A: Digital x-rays use an electronic sensor to capture an image, whereas traditional film-based x-rays use a chemical process. Digital x-rays save time by providing an image on a computer screen in a matter of seconds, instead of a lengthy processing time for film. Once on the screen, the digital image can be magnified, lightened, darkened, or changed in any number of other ways to help the dentist get more information from the image and also help the patient to better see what is going on with their teeth. And because the digital sensor is more sensitive than film, that means patients are exposed to only 1/3 the amount of radiation than when film is used.

Q: What is gum disease, and what causes it?

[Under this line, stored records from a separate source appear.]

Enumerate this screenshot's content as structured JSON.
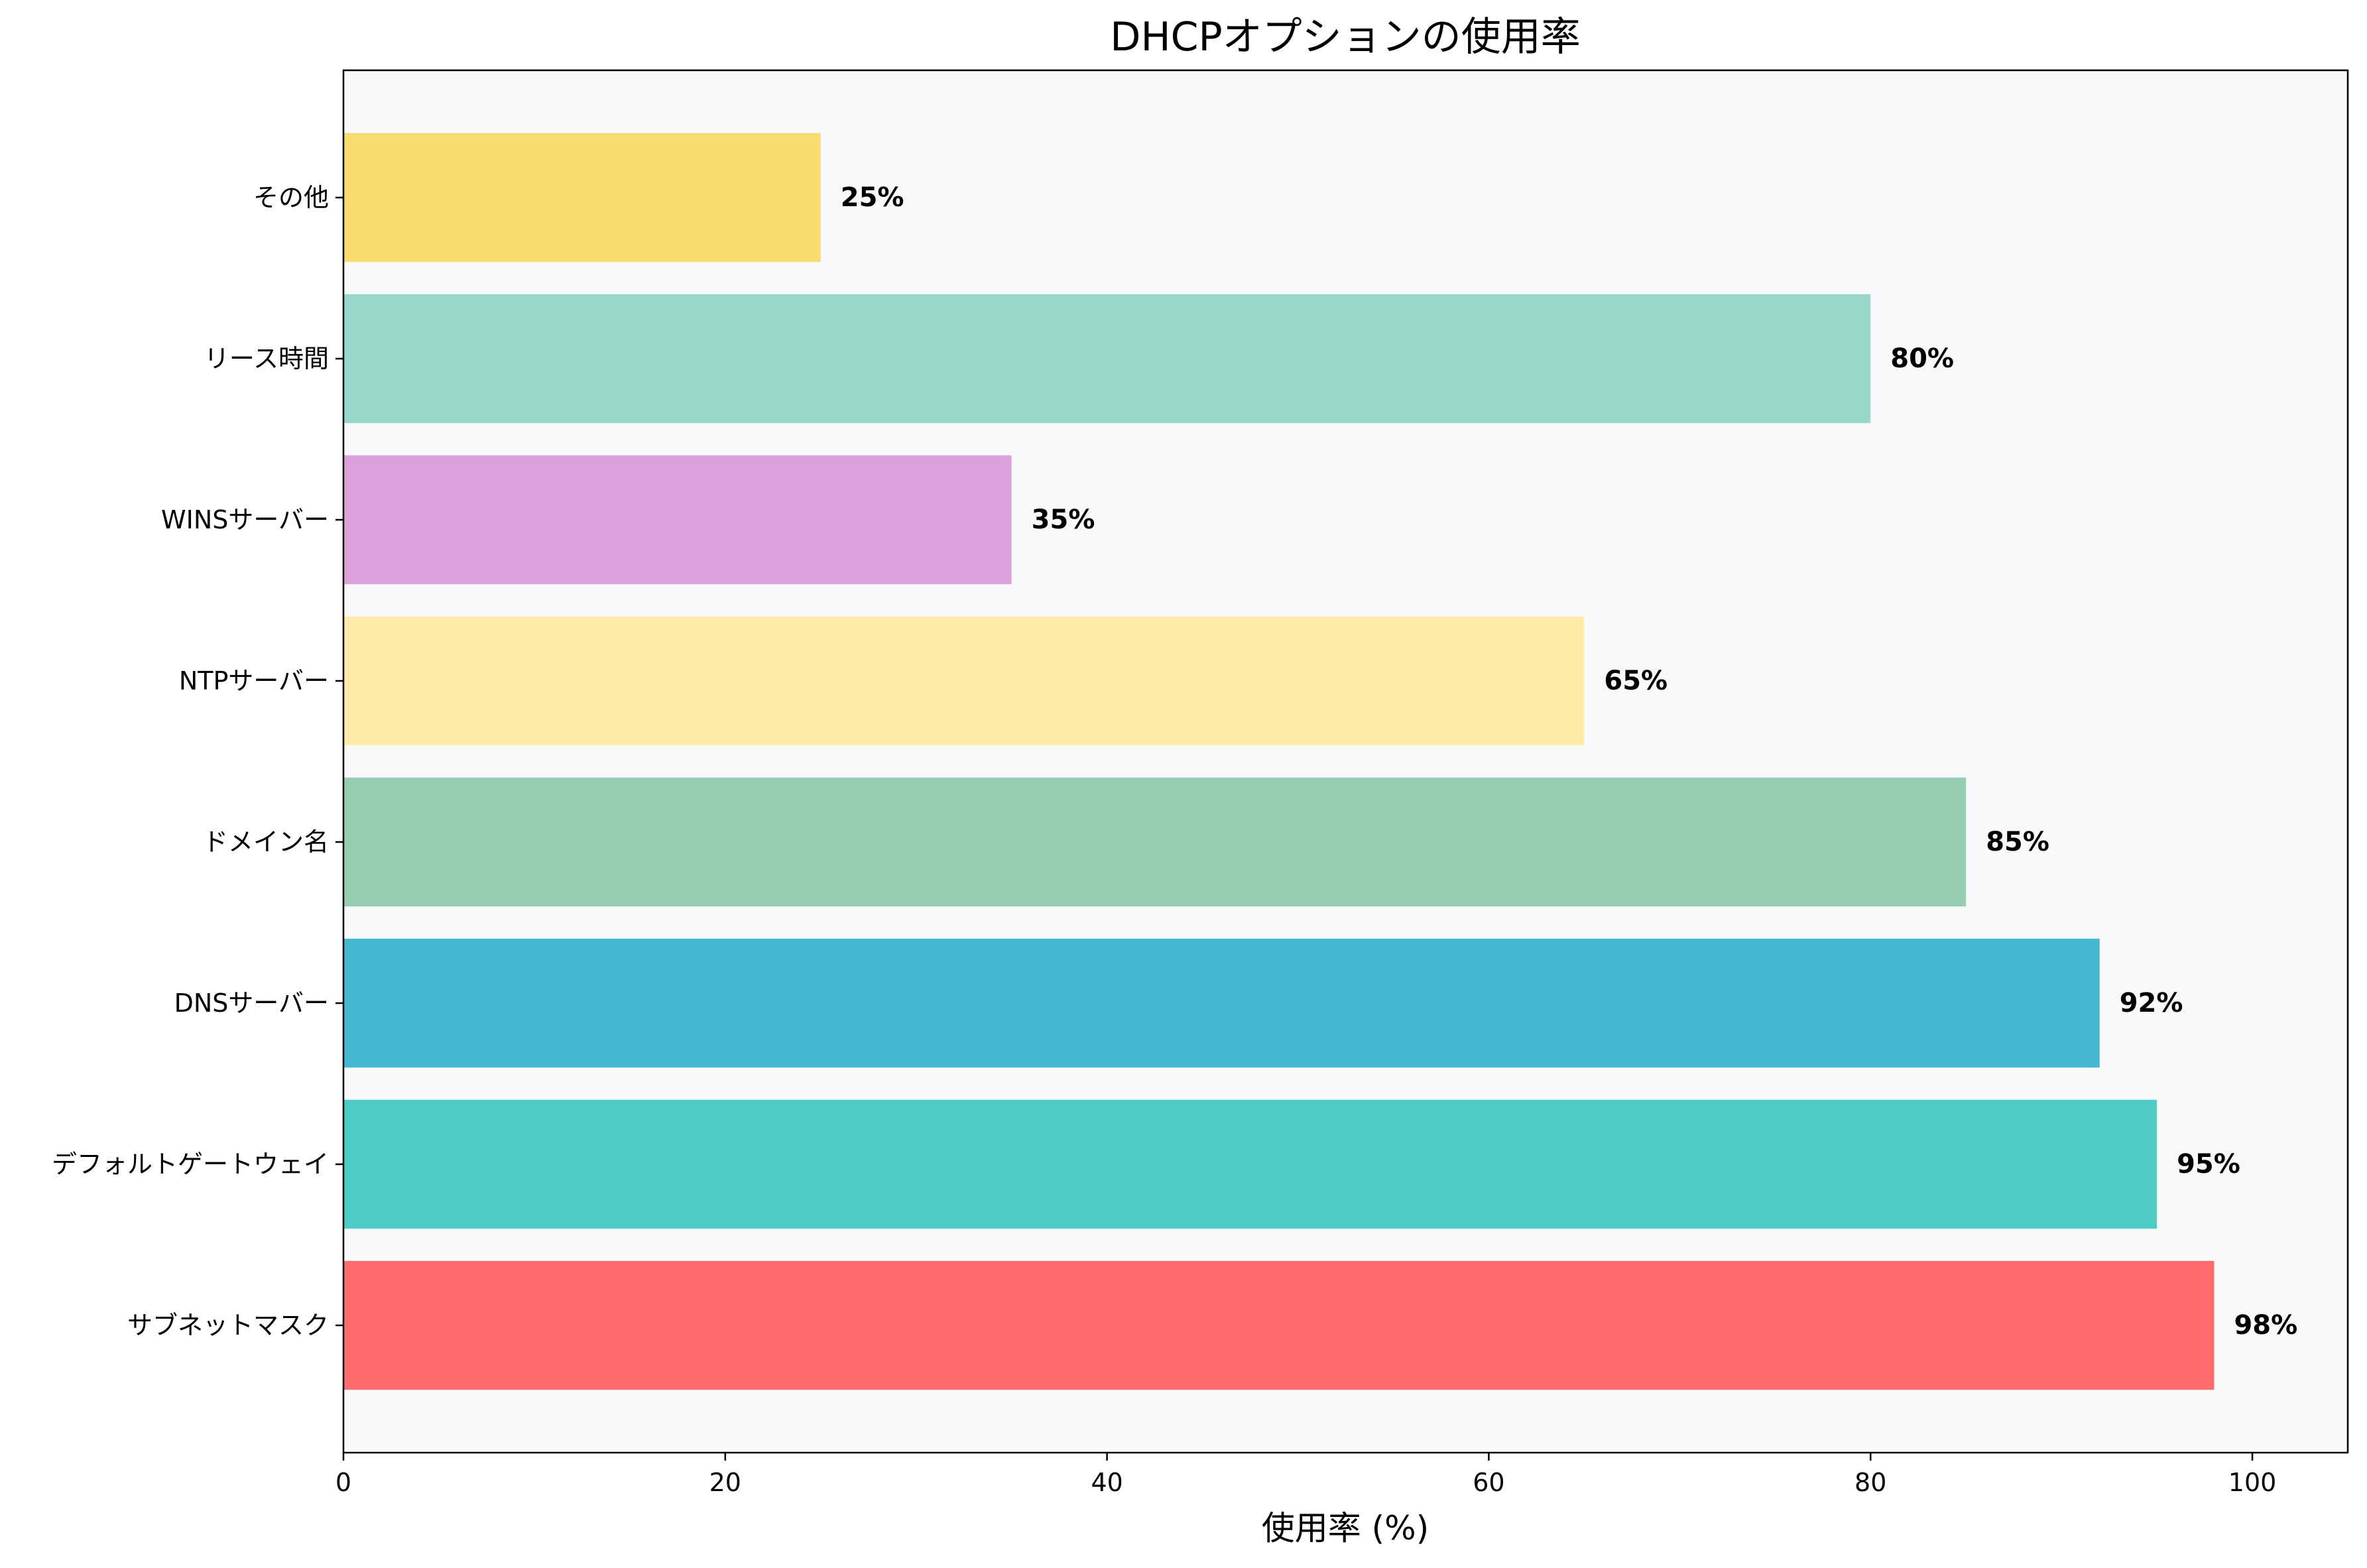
{
  "chart_data": {
    "type": "bar",
    "orientation": "horizontal",
    "title": "DHCPオプションの使用率",
    "xlabel": "使用率 (%)",
    "ylabel": "",
    "xlim": [
      0,
      105
    ],
    "x_ticks": [
      0,
      20,
      40,
      60,
      80,
      100
    ],
    "categories": [
      "サブネットマスク",
      "デフォルトゲートウェイ",
      "DNSサーバー",
      "ドメイン名",
      "NTPサーバー",
      "WINSサーバー",
      "リース時間",
      "その他"
    ],
    "values": [
      98,
      95,
      92,
      85,
      65,
      35,
      80,
      25
    ],
    "data_labels": [
      "98%",
      "95%",
      "92%",
      "85%",
      "65%",
      "35%",
      "80%",
      "25%"
    ],
    "colors": [
      "#ff6b6b",
      "#4ecdc4",
      "#45b7d1",
      "#96ceb4",
      "#ffeaa7",
      "#dda0dd",
      "#98d8c8",
      "#f7dc6f"
    ],
    "plot_background": "#f8f9fa",
    "grid": false,
    "legend": "none"
  }
}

A: Gum disease (or periodontal disease) is a loss of the bone and gums that surround and support the teeth. In advanced stages, this can lead to pain and tooth loss. Gum disease is caused by chronic buildup of plaque and calculus (tartar) on the crown and roots of the teeth. In the early stages, this buildup causes inflammation of the gums (gingivitis) and can make the gums tender and bleed. As this inflammation goes on continually, it worsens and causes the gums to pull away from the teeth, eventually leading to gum recession and bone loss. Once the bone loss gets advanced, teeth become loose because they have no more support and need to be removed. In most cases, this bone and gum loss is irreversible so prevention is extremely important in maintaining your teeth. Regular professional cleanings at your dentist’s office ensure that calculus buildup (which cannot be removed with a toothbrush) is removed before it can cause bone and gum loss.